Nasa's new Red Planet orbiter used its advanced camera to photograph a crater on Isidis Planitia, a flattish basin where Beagle was targeted to put down.
It was thought the British-built robot could have smashed into the crater after its parachute system opened too late to slow its descent in 2003.
But there is no sign of Beagle in the Mars Reconnaissance Orbiter picture.
Beagle 2 was targeted to land in an ellipse roughly 50km by 10km (30 by 6 miles) in size.
When it failed to make contact with Earth, researchers began an extensive search, including a photographic survey.
Beagle 2 was designed to seek out signs of life on Mars
Previous images taken by another of the US space agency's orbiting craft - the Mars Global Surveyor (MGS) - had shown up an interesting crater in the centre of the landing zone.
One theory held that Beagle might have survived the dangers of descent only to experience the misfortune of rolling into the deep bowl. There, with dark shadows cast across its solar panels, it might then have struggled to power up its systems and subsequently died.

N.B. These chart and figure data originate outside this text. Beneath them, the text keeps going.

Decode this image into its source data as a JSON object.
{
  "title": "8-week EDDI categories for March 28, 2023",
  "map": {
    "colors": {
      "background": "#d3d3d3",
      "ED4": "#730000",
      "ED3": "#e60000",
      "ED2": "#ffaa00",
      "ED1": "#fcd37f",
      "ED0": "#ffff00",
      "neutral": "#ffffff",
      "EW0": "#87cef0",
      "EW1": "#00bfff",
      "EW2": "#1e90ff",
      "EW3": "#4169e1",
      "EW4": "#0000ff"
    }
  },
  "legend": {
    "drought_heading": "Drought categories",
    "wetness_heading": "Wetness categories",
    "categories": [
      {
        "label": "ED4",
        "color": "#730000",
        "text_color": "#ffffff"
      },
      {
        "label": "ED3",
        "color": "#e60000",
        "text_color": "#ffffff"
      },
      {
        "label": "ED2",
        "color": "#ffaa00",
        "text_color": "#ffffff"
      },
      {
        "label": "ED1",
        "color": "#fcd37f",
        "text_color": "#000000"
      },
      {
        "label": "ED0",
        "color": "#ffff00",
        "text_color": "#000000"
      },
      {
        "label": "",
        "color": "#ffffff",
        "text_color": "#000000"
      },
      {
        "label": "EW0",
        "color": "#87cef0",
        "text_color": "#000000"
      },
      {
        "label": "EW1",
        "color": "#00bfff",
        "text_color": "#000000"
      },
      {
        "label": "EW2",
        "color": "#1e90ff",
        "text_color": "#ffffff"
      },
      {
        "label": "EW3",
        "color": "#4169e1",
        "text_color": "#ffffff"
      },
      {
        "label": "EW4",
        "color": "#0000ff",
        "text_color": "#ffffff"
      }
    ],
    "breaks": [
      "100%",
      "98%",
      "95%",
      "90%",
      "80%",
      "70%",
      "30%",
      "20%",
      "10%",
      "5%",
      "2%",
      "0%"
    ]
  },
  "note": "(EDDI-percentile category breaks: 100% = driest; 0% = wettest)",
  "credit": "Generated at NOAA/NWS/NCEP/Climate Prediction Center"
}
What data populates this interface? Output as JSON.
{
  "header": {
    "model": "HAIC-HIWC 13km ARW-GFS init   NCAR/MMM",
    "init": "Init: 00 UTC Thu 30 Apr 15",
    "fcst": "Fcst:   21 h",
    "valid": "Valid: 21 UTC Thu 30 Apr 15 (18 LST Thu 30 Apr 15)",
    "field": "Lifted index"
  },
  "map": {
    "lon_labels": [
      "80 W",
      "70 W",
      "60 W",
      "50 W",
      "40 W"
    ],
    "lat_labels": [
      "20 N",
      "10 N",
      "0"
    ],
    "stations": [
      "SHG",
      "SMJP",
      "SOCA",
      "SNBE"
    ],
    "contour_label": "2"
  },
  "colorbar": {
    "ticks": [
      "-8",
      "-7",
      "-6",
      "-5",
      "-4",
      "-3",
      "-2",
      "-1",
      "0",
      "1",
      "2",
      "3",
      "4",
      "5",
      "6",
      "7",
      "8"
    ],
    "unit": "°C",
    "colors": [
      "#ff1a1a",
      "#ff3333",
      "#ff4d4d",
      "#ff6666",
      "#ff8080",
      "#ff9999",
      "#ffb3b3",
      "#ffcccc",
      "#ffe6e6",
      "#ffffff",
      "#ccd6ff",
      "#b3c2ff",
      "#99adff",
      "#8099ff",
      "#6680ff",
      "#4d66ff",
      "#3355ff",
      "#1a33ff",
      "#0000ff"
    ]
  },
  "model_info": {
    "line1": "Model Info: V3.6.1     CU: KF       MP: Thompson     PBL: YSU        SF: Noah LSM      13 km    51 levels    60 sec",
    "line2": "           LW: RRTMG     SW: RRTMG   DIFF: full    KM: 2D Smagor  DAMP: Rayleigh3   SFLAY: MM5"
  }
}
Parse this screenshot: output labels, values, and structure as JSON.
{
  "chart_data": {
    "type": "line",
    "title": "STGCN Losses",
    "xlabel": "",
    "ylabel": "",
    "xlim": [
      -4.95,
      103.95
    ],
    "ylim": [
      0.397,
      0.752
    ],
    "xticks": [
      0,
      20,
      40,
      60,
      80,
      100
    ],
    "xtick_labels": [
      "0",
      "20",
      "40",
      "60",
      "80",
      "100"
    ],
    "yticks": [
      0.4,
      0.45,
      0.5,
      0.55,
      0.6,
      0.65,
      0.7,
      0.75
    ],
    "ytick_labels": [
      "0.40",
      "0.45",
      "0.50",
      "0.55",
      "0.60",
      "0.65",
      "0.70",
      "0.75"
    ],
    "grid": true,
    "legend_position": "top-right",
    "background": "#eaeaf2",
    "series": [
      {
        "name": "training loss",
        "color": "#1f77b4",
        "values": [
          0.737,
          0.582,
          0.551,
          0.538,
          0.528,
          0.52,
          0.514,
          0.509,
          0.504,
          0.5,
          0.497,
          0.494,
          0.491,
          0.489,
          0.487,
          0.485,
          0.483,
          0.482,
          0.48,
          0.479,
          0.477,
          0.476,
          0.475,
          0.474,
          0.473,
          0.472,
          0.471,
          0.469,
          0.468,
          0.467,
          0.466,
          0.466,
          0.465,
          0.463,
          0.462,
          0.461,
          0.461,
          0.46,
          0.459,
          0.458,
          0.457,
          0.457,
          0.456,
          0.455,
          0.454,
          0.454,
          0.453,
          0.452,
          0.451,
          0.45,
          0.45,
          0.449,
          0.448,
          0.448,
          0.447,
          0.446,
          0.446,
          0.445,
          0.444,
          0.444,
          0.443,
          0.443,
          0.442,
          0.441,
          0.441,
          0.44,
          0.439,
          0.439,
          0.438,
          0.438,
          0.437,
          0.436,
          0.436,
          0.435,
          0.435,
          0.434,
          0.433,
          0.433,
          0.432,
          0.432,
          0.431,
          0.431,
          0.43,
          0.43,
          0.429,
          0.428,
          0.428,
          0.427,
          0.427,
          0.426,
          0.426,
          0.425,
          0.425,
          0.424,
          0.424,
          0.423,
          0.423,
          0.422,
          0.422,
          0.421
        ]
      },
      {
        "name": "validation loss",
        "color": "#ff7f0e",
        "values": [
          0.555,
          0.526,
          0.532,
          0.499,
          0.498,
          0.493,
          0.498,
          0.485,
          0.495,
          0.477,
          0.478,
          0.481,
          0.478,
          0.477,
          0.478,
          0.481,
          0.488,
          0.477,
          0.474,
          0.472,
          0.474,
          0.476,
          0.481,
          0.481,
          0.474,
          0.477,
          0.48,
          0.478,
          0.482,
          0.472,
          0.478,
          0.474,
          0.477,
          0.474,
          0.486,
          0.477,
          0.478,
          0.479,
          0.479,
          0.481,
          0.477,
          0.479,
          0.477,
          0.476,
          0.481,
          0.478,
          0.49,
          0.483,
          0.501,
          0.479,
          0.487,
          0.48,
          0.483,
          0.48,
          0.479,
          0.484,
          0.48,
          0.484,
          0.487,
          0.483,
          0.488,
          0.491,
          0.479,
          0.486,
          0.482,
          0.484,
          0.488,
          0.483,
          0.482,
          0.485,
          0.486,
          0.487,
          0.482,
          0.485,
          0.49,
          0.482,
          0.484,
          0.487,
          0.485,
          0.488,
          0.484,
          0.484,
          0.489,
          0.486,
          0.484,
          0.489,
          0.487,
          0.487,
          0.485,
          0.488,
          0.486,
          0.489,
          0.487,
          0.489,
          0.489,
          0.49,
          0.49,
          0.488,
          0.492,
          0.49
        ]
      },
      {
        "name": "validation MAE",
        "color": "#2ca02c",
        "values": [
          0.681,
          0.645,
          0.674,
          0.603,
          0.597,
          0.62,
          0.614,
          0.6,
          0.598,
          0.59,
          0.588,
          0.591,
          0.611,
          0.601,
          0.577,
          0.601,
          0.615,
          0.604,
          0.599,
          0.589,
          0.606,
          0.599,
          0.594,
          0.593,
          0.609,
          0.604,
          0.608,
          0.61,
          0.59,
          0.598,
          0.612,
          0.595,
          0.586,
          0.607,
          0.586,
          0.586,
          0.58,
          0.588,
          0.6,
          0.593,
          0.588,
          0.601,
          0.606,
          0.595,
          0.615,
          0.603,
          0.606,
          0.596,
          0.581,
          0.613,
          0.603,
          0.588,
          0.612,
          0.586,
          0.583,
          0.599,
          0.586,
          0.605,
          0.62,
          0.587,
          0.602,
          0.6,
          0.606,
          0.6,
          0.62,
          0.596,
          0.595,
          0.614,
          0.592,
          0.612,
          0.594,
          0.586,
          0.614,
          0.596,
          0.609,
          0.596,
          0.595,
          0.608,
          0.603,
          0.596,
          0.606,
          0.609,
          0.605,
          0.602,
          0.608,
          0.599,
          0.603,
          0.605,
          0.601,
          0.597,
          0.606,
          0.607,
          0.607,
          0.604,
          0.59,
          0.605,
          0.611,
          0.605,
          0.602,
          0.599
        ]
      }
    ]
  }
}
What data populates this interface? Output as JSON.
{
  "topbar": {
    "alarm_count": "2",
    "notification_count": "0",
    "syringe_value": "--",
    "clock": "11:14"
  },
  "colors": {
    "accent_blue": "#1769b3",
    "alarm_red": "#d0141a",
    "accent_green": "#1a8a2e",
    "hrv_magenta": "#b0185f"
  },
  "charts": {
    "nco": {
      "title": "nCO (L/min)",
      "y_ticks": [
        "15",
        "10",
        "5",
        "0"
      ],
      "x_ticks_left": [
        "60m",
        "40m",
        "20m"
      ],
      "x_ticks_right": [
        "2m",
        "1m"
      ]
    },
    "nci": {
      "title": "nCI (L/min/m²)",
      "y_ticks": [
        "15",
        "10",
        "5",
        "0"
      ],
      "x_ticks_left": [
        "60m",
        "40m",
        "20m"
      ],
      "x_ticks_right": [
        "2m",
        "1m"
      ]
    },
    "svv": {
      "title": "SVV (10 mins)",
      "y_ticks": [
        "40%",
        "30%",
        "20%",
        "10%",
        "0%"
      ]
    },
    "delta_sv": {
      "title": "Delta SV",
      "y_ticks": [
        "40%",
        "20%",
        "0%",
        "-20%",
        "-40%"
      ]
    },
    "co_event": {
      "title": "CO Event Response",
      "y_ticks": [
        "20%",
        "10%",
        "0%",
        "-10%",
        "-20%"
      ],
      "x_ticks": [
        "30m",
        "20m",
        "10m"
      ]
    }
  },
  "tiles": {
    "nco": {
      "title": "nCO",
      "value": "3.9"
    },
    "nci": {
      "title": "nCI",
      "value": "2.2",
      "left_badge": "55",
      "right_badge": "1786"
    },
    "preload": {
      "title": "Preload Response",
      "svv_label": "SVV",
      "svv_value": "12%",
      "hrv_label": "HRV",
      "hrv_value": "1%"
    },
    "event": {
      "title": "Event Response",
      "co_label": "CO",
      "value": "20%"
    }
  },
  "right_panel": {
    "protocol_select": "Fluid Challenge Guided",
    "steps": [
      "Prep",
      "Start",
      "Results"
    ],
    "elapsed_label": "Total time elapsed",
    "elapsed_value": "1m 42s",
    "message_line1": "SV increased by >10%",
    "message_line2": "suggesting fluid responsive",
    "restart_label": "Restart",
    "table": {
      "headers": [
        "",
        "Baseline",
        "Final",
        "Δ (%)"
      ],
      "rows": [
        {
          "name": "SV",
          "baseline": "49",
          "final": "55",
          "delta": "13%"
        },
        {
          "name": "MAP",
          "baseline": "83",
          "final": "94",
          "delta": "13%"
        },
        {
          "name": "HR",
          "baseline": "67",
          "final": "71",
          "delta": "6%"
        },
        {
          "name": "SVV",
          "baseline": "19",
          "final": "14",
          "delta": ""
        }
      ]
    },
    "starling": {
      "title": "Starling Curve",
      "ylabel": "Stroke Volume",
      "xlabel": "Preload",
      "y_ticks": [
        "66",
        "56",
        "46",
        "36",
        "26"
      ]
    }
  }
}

But the Mars Reconnaissance Orbiter has a remarkable new camera onboard. The High Resolution Imaging Science Experiment (HiRise) system produces pictures that show detail beyond the capability of the MGS.
And the new image of the H2O crater, as it is known, does not show any features consistent with wreckage, let alone an intact Beagle.
Commenting on the latest image Professor Colin Pillinger, of the Open University and lead scientist for Beagle 2, said: "Of course this is disappointing. We had hoped that the HiRise camera would clarify the oddities we had seen in the crater, but this is not the case.
"Nevertheless, I am extremely grateful to the camera team at Nasa's Jet Propulsion Laboratory and the University of Arizona for trying, and congratulate them on the exceptional quality of the images. I remain optimistic that future images may yet show us where Beagle 2 finally came to rest."
The robotic laboratory was designed to search Mars for signs of past or present life. The last contact was an image of Beagle taken by its "mothership", the Mars Express orbiter, as it was despatched towards the Red Planet on 19 December 2003.
How far Beagle got in its mission is unclear.
The most widely held explanation for its disappearance is that it crashed and was destroyed.
It has been suggested the atmosphere it encountered during its descent on 25 December was thinner than expected having been heated by dust storms on the planet.
This would have meant Beagle entering too fast; its parachute and airbags would have deployed too late. Beagle would have hit the surface at a catastrophic speed; but where its wreckage lies remains a mystery.